Because neural networks are a lot more “touchy-feely” than the current EMA/stop-gain/stop-loss approach I’m using, I will be able to “hone in” on good values – something I cannot do at the moment because of the step-like nature of integers.

I won’t be using any off-the-shell networks, as I can’t imagine how to write a good trainer for them. Instead, I’ll write my own, using a cascade-correlation approach.

Cascade-correlation is an approach to neural networks which allows a network to “grow” and gradually learn features of the input data. You train a network layer against every single input, until the output stops improving. You then “freeze” that network layer so is not adjusted anymore. You then create a second layer which trains against every single input and the previously trained network. You continue adding layers until there is no more noticeable improvement.
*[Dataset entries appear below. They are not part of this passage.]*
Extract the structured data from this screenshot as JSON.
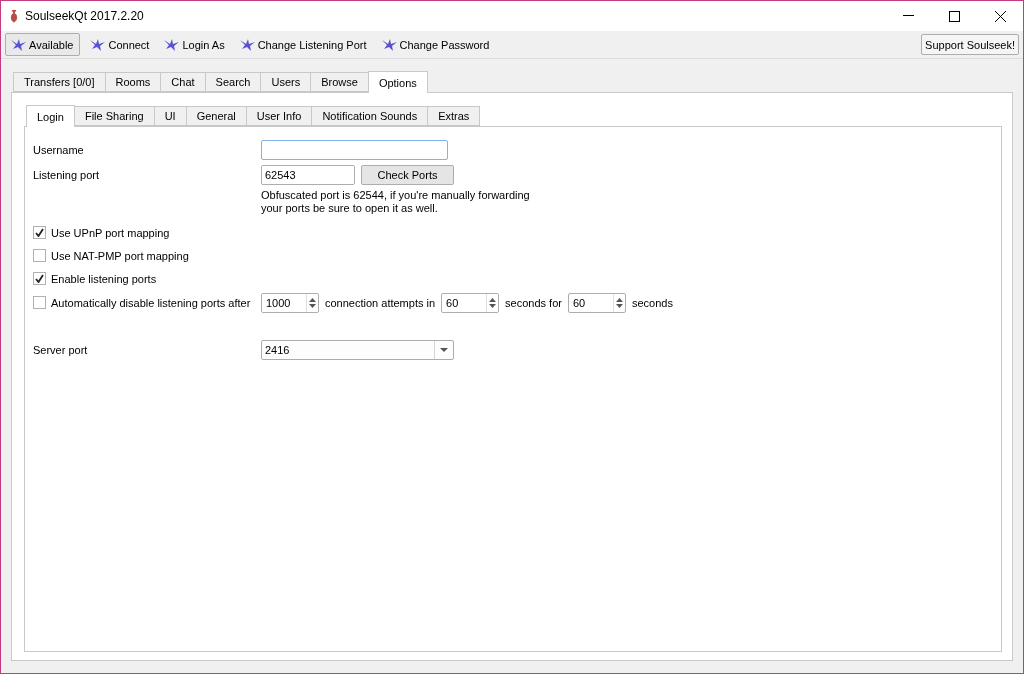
{
  "window": {
    "title": "SoulseekQt 2017.2.20"
  },
  "toolbar": {
    "status_button": "Available",
    "actions": [
      "Connect",
      "Login As",
      "Change Listening Port",
      "Change Password"
    ],
    "support_button": "Support Soulseek!"
  },
  "tabs": [
    {
      "label": "Transfers [0/0]",
      "selected": false
    },
    {
      "label": "Rooms",
      "selected": false
    },
    {
      "label": "Chat",
      "selected": false
    },
    {
      "label": "Search",
      "selected": false
    },
    {
      "label": "Users",
      "selected": false
    },
    {
      "label": "Browse",
      "selected": false
    },
    {
      "label": "Options",
      "selected": true
    }
  ],
  "subtabs": [
    {
      "label": "Login",
      "selected": true
    },
    {
      "label": "File Sharing",
      "selected": false
    },
    {
      "label": "UI",
      "selected": false
    },
    {
      "label": "General",
      "selected": false
    },
    {
      "label": "User Info",
      "selected": false
    },
    {
      "label": "Notification Sounds",
      "selected": false
    },
    {
      "label": "Extras",
      "selected": false
    }
  ],
  "login": {
    "username_label": "Username",
    "listening_port_label": "Listening port",
    "listening_port_value": "62543",
    "check_ports_button": "Check Ports",
    "note": "Obfuscated port is 62544, if you're manually forwarding\nyour ports be sure to open it as well.",
    "checkboxes": [
      {
        "label": "Use UPnP port mapping",
        "checked": true
      },
      {
        "label": "Use NAT-PMP port mapping",
        "checked": false
      },
      {
        "label": "Enable listening ports",
        "checked": true
      }
    ],
    "auto_disable": {
      "label": "Automatically disable listening ports after",
      "checked": false,
      "attempts": "1000",
      "attempts_label": "connection attempts in",
      "seconds": "60",
      "seconds_for_label": "seconds for",
      "duration": "60",
      "seconds_label": "seconds"
    },
    "server_port_label": "Server port",
    "server_port_value": "2416"
  }
}
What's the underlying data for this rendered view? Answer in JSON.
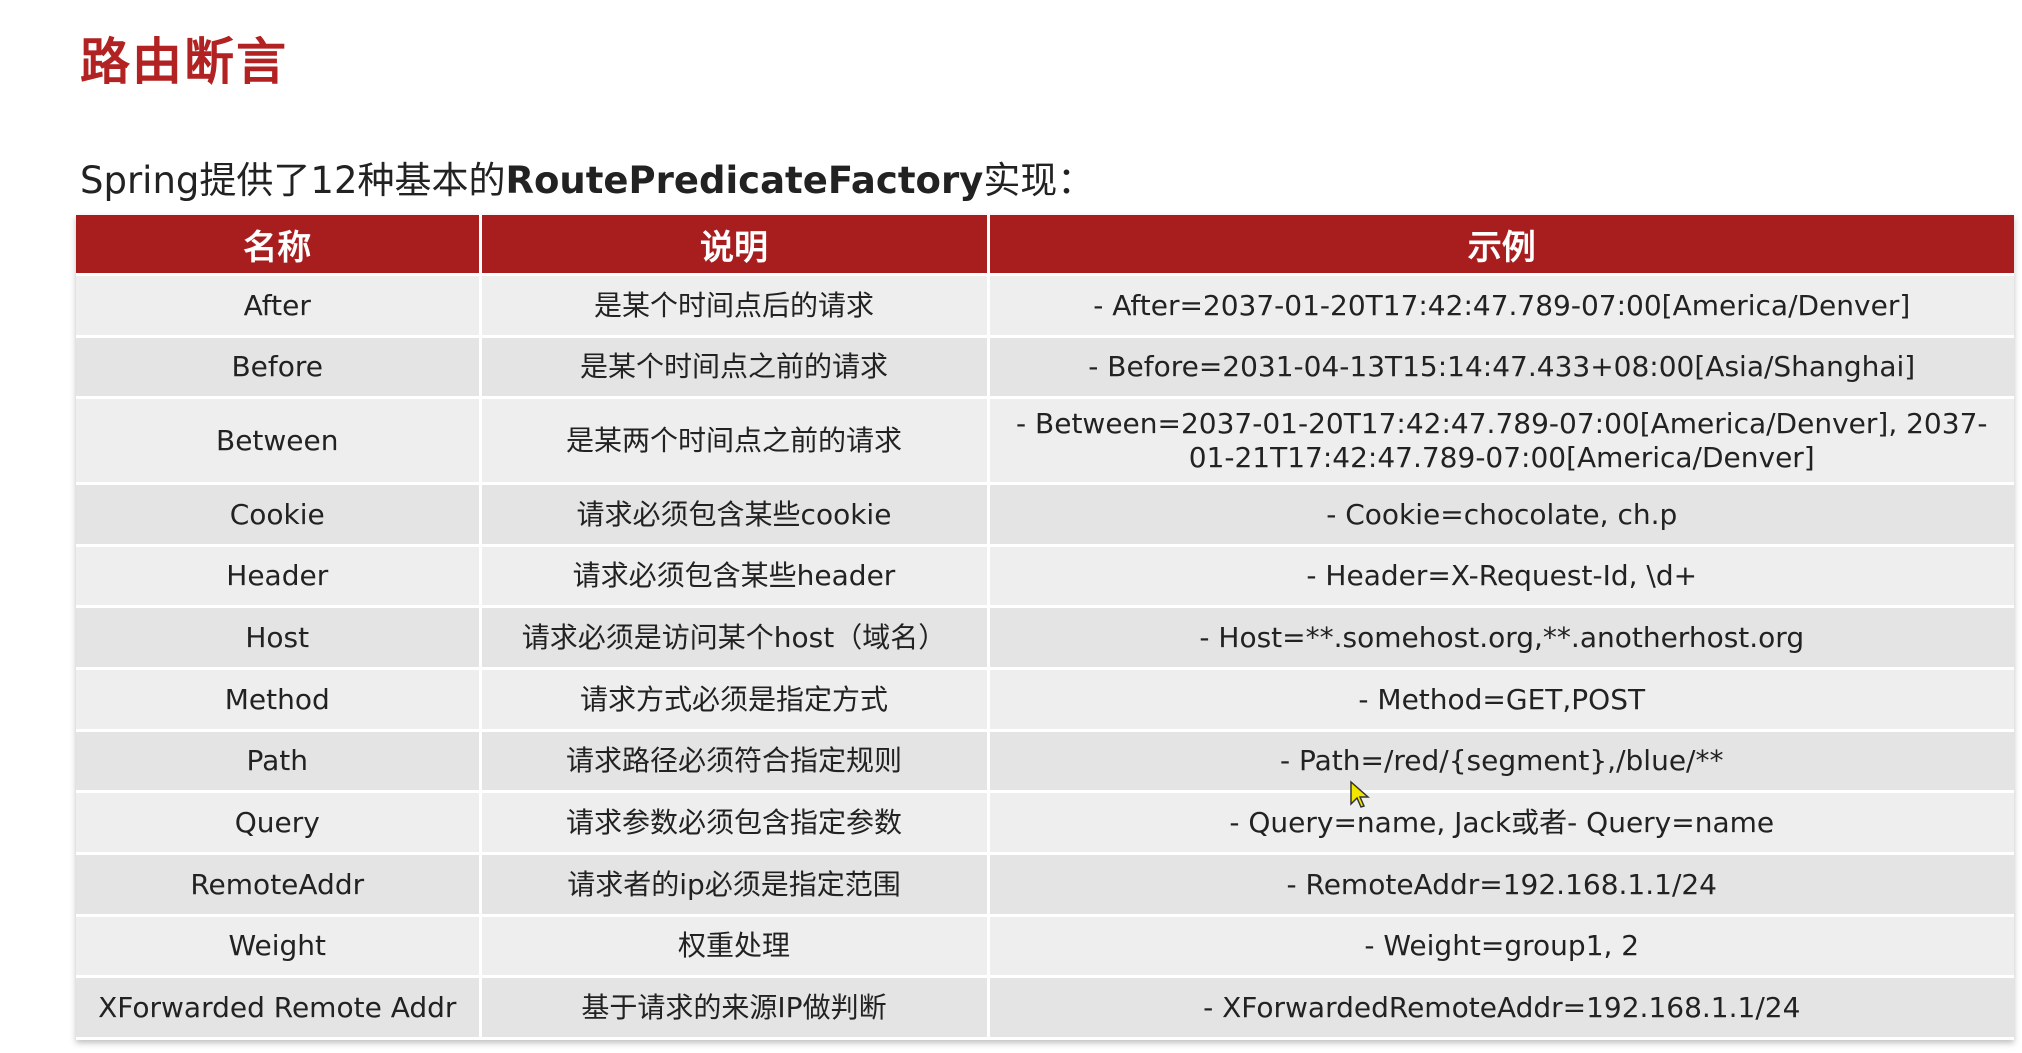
{
  "header": {
    "title": "路由断言",
    "subtitle_prefix": "Spring提供了12种基本的",
    "subtitle_bold": "RoutePredicateFactory",
    "subtitle_suffix": "实现："
  },
  "table": {
    "columns": [
      "名称",
      "说明",
      "示例"
    ],
    "rows": [
      {
        "name": "After",
        "desc": "是某个时间点后的请求",
        "example": "- After=2037-01-20T17:42:47.789-07:00[America/Denver]"
      },
      {
        "name": "Before",
        "desc": "是某个时间点之前的请求",
        "example": "- Before=2031-04-13T15:14:47.433+08:00[Asia/Shanghai]"
      },
      {
        "name": "Between",
        "desc": "是某两个时间点之前的请求",
        "example": "- Between=2037-01-20T17:42:47.789-07:00[America/Denver], 2037-01-21T17:42:47.789-07:00[America/Denver]"
      },
      {
        "name": "Cookie",
        "desc": "请求必须包含某些cookie",
        "example": "- Cookie=chocolate, ch.p"
      },
      {
        "name": "Header",
        "desc": "请求必须包含某些header",
        "example": "- Header=X-Request-Id, \\d+"
      },
      {
        "name": "Host",
        "desc": "请求必须是访问某个host（域名）",
        "example": "- Host=**.somehost.org,**.anotherhost.org"
      },
      {
        "name": "Method",
        "desc": "请求方式必须是指定方式",
        "example": "- Method=GET,POST"
      },
      {
        "name": "Path",
        "desc": "请求路径必须符合指定规则",
        "example": "- Path=/red/{segment},/blue/**"
      },
      {
        "name": "Query",
        "desc": "请求参数必须包含指定参数",
        "example": "- Query=name, Jack或者- Query=name"
      },
      {
        "name": "RemoteAddr",
        "desc": "请求者的ip必须是指定范围",
        "example": "- RemoteAddr=192.168.1.1/24"
      },
      {
        "name": "Weight",
        "desc": "权重处理",
        "example": "- Weight=group1, 2"
      },
      {
        "name": "XForwarded Remote Addr",
        "desc": "基于请求的来源IP做判断",
        "example": "- XForwardedRemoteAddr=192.168.1.1/24"
      }
    ]
  },
  "colors": {
    "title": "#b22222",
    "header_bg": "#a81e1e",
    "row_bg": "#eeeeee"
  }
}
The point of this is that the first training layer will notice a feature in the data that produces a good result, and will train itself to recognise that feature very well. The second layer will then be able to ignore that feature (because it’s already being checked for), and find another one that improves the results. It’s like how you decide what animal is in a picture – does it have 6 legs (level one), is it red (level two), does it have a stinger (level three) – it’s a scorpion! Instead of trying to learn all the features of a successful sale at once, the algorithm picks up a new one at each level.

Around Christmas, I was playing with the FANN version of cascade correlation, and I think it’s very limited. It appears to create its new levels based on all inputs, but only the last feature-detection layer. Using the above example, this would make it difficult to recognise a black scorpion, as it would not be red. I believe that ideally, each feature layer should be treated as a separate new input, letting the end output make decisions based on multiple parallel features, not a single linear feature decision.
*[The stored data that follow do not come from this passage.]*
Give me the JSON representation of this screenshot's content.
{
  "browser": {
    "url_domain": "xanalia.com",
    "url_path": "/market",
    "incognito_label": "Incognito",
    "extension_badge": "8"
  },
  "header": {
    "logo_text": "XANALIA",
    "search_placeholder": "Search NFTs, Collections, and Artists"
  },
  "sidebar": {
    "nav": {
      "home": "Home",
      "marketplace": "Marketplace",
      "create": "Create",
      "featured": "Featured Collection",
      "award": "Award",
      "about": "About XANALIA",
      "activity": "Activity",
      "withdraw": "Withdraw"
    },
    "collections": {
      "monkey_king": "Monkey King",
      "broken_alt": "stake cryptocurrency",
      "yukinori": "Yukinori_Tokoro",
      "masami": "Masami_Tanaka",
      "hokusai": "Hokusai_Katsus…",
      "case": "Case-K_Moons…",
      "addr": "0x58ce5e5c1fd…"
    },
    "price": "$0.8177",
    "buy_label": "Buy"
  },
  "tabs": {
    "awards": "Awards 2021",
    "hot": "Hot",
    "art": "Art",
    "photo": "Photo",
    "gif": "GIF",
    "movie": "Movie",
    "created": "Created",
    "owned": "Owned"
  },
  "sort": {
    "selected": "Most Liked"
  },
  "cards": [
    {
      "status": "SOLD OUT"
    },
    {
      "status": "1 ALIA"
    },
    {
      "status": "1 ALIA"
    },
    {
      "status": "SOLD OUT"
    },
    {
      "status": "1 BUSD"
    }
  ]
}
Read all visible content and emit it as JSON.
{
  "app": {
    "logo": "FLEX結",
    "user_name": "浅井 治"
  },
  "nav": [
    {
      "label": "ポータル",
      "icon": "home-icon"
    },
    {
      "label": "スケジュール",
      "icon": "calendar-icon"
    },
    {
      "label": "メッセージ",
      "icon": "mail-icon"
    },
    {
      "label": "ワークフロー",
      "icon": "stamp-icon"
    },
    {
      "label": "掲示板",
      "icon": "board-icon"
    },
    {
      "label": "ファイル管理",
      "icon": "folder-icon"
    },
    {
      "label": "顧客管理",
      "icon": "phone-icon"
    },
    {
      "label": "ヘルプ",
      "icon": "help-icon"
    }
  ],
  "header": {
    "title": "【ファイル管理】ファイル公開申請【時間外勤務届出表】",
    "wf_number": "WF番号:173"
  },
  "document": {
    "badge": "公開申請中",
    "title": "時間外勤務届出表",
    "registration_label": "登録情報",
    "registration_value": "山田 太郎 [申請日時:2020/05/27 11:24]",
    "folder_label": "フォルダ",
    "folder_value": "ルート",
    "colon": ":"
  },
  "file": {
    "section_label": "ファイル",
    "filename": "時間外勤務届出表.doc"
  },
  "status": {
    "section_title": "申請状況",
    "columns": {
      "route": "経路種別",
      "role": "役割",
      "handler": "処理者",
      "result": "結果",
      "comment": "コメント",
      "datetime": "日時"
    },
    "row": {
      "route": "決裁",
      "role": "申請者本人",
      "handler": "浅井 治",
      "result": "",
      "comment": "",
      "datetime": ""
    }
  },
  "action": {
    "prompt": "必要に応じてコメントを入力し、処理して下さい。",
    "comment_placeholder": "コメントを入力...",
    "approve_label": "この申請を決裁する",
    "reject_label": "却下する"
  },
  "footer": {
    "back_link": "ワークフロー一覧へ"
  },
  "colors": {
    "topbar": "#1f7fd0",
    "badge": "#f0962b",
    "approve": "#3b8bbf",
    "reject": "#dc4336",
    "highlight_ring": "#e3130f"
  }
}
idea for music recognition, conversion and composition using artificial neural networks

I had this idea while walking the kids to school. Starting from a simple network that can classify music styles as rock/metal/classical/folk/etc, I think that it would be possible to adapt the same algorithm to convert a music file from one style to another, and even write music from scratch in whatever style you want. And if I’m right, I think it would be very simple to write.

Recognition

This is the simplest task. To recognise the style of a music file, all you need is a feed-forward network with a few thousand inputs, at least one hidden layer, and one output for each style you want to recognise.
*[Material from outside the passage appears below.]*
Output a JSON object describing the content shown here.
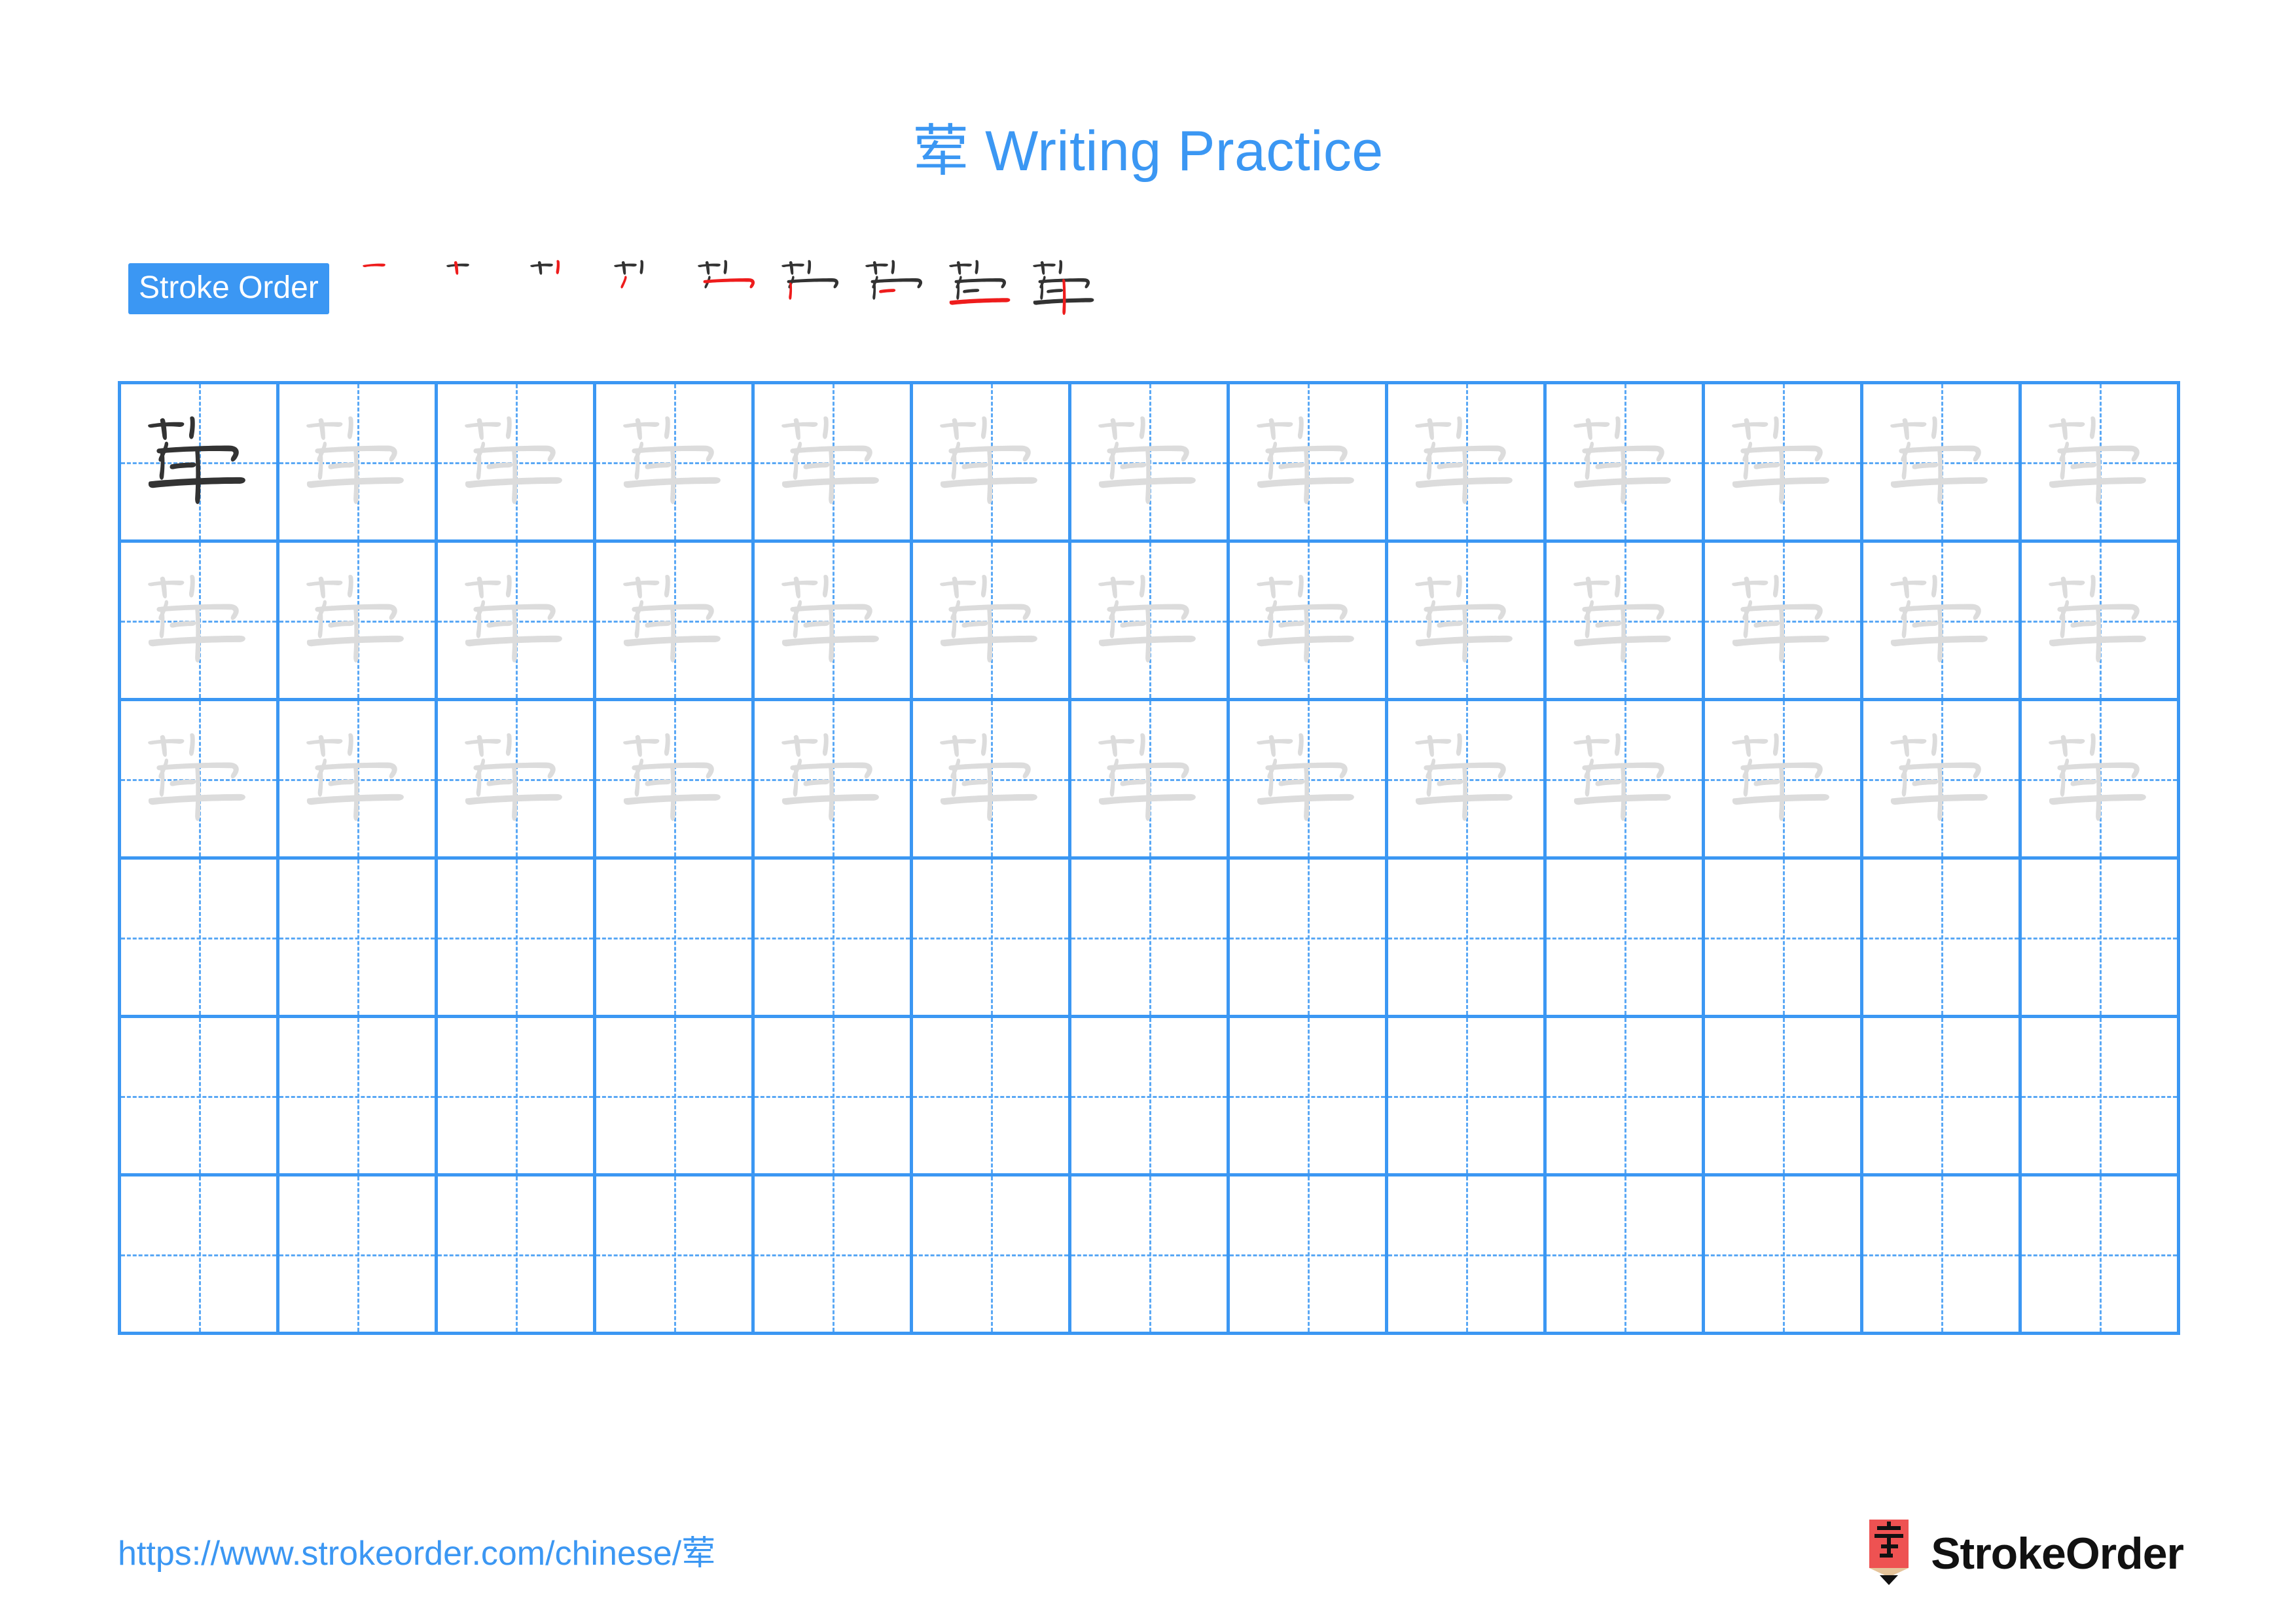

A standard data rate for recorded music is 160kbps. That means that every second, there are 10,240 separate wave heights (160*1024/16) that need to be examined. Of course, you can recognise music using lower bps values, but let’s use the same setting for the whole process (160 will be wanted for later parts).

So, the input layer would need 10,240*n inputs, where n is the number of seconds you want the network to sample in order to determine the style. In some cases (metal/classical), you may get away with sampling just a single second, but for better results, you might want a larger value. I’ll be setting n to 300, so it samples the entire song in most cases. This makes it easier to be accurate about the result, but will also be useful in a later stage.

The output layer needs to have one node per tag you want to measure. For example, you might have an output that measures how “rock” a song is, and another that measures how “baroque” it is. You could use output nodes that return a simple Yes/No result, but there is a good reason to return a more linear certainty instead (which we’ll get to).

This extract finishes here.